Review Summary: It burns.
I cannot exaggerate to a certain degree the difficulty it took to put this following blurb down onto the document in front of me. Jazz as a whole, while forever enchanting, continues to elude me. While I listen to it on a daily basis, when it comes to even considering writing something about the genre, it comes across as a gargantuan task that seems nigh impossible. Today, however, I came to a conclusion – it hardly matters how hard it may seem, the effort and the passion of writing something about something you like trumps all. Which led me to this album, and the decision to write something,
anything if I could, about
Fire!.
Fire!, a Sweden-based trio consisting of Mats Gustafsson, Johan Berthling and Andreas Werliin, came to be out of a desire to bring a new approach to improvised music. Their primary influences being free jazz, psychedelia and noise,
Fire! was also formed with the intention to push its members to their limits. Their third and latest effort,
She Sleeps, She Sleeps is perhaps their most uncompromising record yet – and for reasons unknown, it’s also remarkably accessible to boot.
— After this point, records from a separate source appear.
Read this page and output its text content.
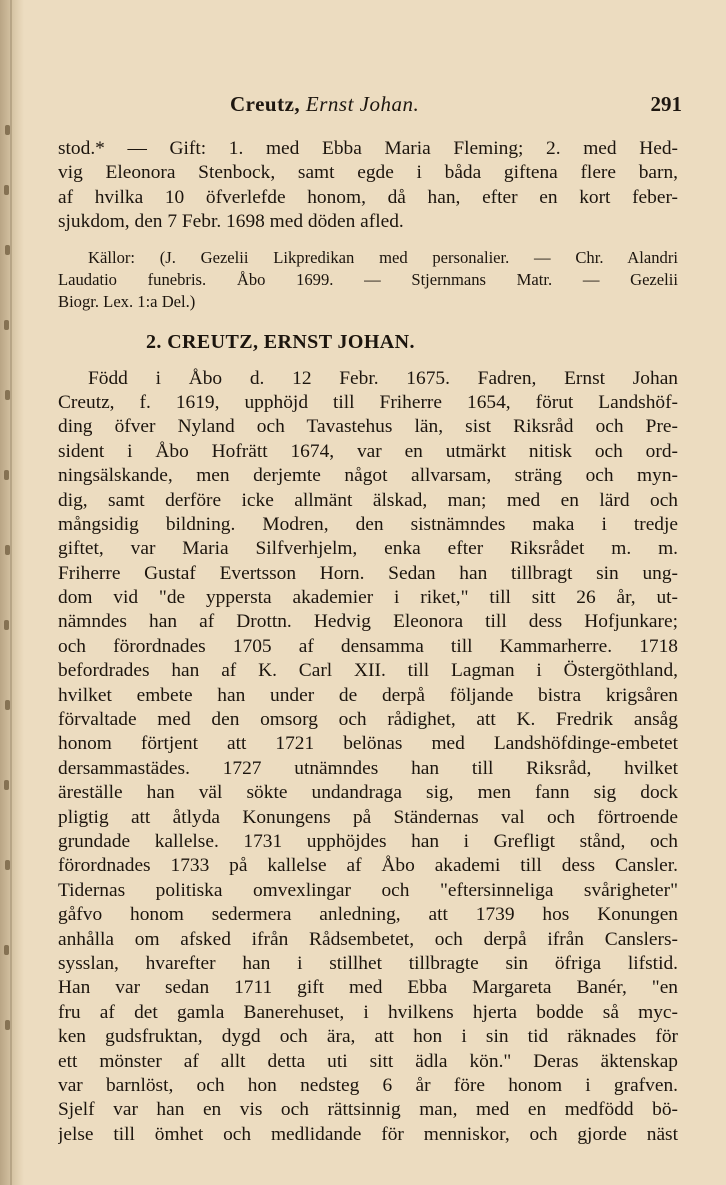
Creutz, Ernst Johan.	291
stod.* — Gift: 1. med Ebba Maria Fleming; 2. med Hed-
vig Eleonora Stenbock, samt egde i båda giftena flere barn,
af hvilka 10 öfverlefde honom, då han, efter en kort feber-
sjukdom, den 7 Febr. 1698 med döden afled.
Källor: (J. Gezelii Likpredikan med personalier. — Chr. Alandri
Laudatio funebris. Åbo 1699. — Stjernmans Matr. — Gezelii
Biogr. Lex. 1:a Del.)
2. CREUTZ, ERNST JOHAN.
Född i Åbo d. 12 Febr. 1675. Fadren, Ernst Johan
Creutz, f. 1619, upphöjd till Friherre 1654, förut Landshöf-
ding öfver Nyland och Tavastehus län, sist Riksråd och Pre-
sident i Åbo Hofrätt 1674, var en utmärkt nitisk och ord-
ningsälskande, men derjemte något allvarsam, sträng och myn-
dig, samt derföre icke allmänt älskad, man; med en lärd och
mångsidig bildning. Modren, den sistnämndes maka i tredje
giftet, var Maria Silfverhjelm, enka efter Riksrådet m. m.
Friherre Gustaf Evertsson Horn. Sedan han tillbragt sin ung-
dom vid "de yppersta akademier i riket," till sitt 26 år, ut-
nämndes han af Drottn. Hedvig Eleonora till dess Hofjunkare;
och förordnades 1705 af densamma till Kammarherre. 1718
befordrades han af K. Carl XII. till Lagman i Östergöthland,
hvilket embete han under de derpå följande bistra krigsåren
förvaltade med den omsorg och rådighet, att K. Fredrik ansåg
honom förtjent att 1721 belönas med Landshöfdinge-embetet
dersammastädes. 1727 utnämndes han till Riksråd, hvilket
äreställe han väl sökte undandraga sig, men fann sig dock
pligtig att åtlyda Konungens på Ständernas val och förtroende
grundade kallelse. 1731 upphöjdes han i Grefligt stånd, och
förordnades 1733 på kallelse af Åbo akademi till dess Cansler.
Tidernas politiska omvexlingar och "eftersinneliga svårigheter"
gåfvo honom sedermera anledning, att 1739 hos Konungen
anhålla om afsked ifrån Rådsembetet, och derpå ifrån Canslers-
sysslan, hvarefter han i stillhet tillbragte sin öfriga lifstid.
Han var sedan 1711 gift med Ebba Margareta Banér, "en
fru af det gamla Banerehuset, i hvilkens hjerta bodde så myc-
ken gudsfruktan, dygd och ära, att hon i sin tid räknades för
ett mönster af allt detta uti sitt ädla kön." Deras äktenskap
var barnlöst, och hon nedsteg 6 år före honom i grafven.
Sjelf var han en vis och rättsinnig man, med en medfödd bö-
jelse till ömhet och medlidande för menniskor, och gjorde näst
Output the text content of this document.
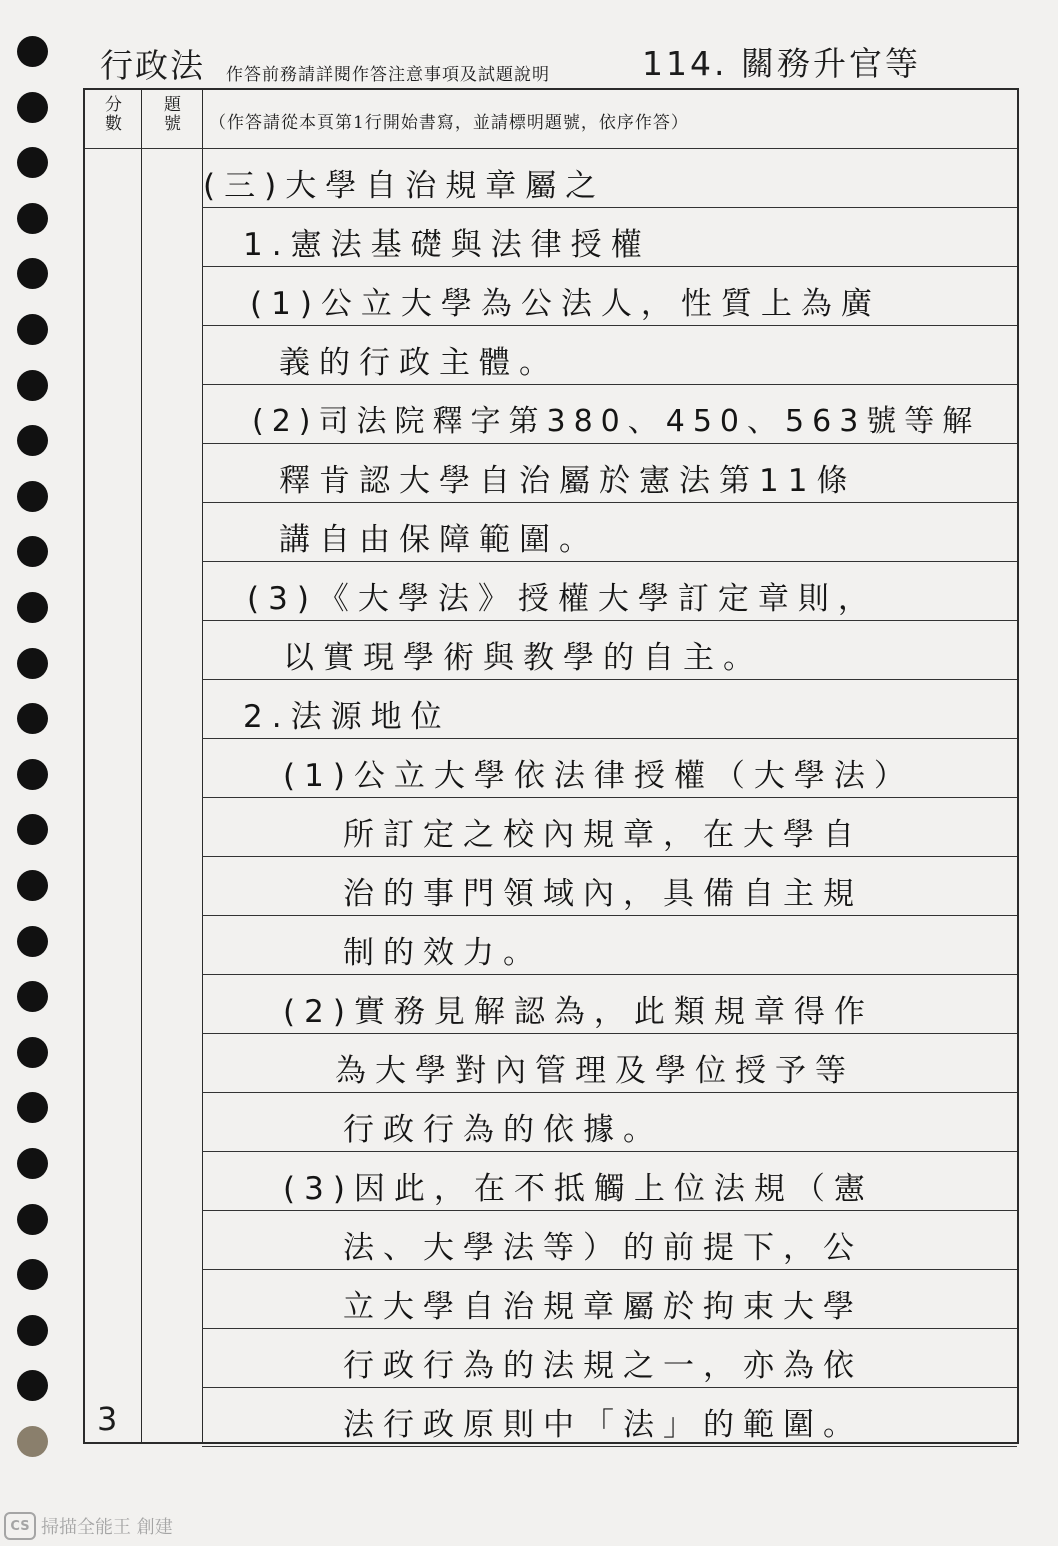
行政法 作答前務請詳閱作答注意事項及試題說明	114. 關務升官等
分數
題號	（作答請從本頁第1行開始書寫，並請標明題號，依序作答）
(三)大學自治規章屬之
1.憲法基礎與法律授權
(1)公立大學為公法人，性質上為廣
義的行政主體。
(2)司法院釋字第380、450、563號等解
釋肯認大學自治屬於憲法第11條
講自由保障範圍。
(3)《大學法》授權大學訂定章則，
以實現學術與教學的自主。
2.法源地位
(1)公立大學依法律授權（大學法）
所訂定之校內規章，在大學自
治的事門領域內，具備自主規
制的效力。
(2)實務見解認為，此類規章得作
為大學對內管理及學位授予等
行政行為的依據。
(3)因此，在不抵觸上位法規（憲
法、大學法等）的前提下，公
立大學自治規章屬於拘束大學
行政行為的法規之一，亦為依
法行政原則中「法」的範圍。
3
CS 掃描全能王 創建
It broods, it lounges, but it never stays in one place for too long. The four pieces that make up
She Sleeps all come together to form something that melds the free jazz influence (most notably that of Coltrane, Sanders and Cherry) with blistering segments of noise. The workout of
”She Owned His Voice” evokes imagery of a dimly-lit, smoke-filled bar in the recesses of New York as it slinks along without never really letting you go. The title track, on the other hand, introduces a veil of electronics that never overpower the trio but is a necessary component of the piece. The second cour of the album,
”She Bid A Meaningless Farewell” and
”She Penetrates The Distant Silence, Slowly”, both contrast greatly from each other yet are the most atmospheric pieces of jazz I’ve had the pleasure of listening to in a long while. The former picks up the pace in favor of a restless and increasingly grinding groove, the rhythm section being let loose and almost seemingly having control over the direction of the workout. The latter shifts toward the ultimate of slow burners, bringing the speed of its preceding track to a halt; atonality makes its mark here, for its eighteen minutes of sluggish, disciplined playing from here on out. The great restraint the trio show here goes to show that it’s not exactly necessary to fill out a long track such as this with blinding soloes, but can persist on mood and a beat alone.
Fire! could’ve easily used this time for something more avant-garde but instead went for a route that allowed them to create a piece of music that is not only resolute, but is something that any hardened jazz lover would herald as innovative perhaps. It doesn’t innovate in the sense that it brings something new to the table, but it enforces the idea that sometimes less is most definitely more.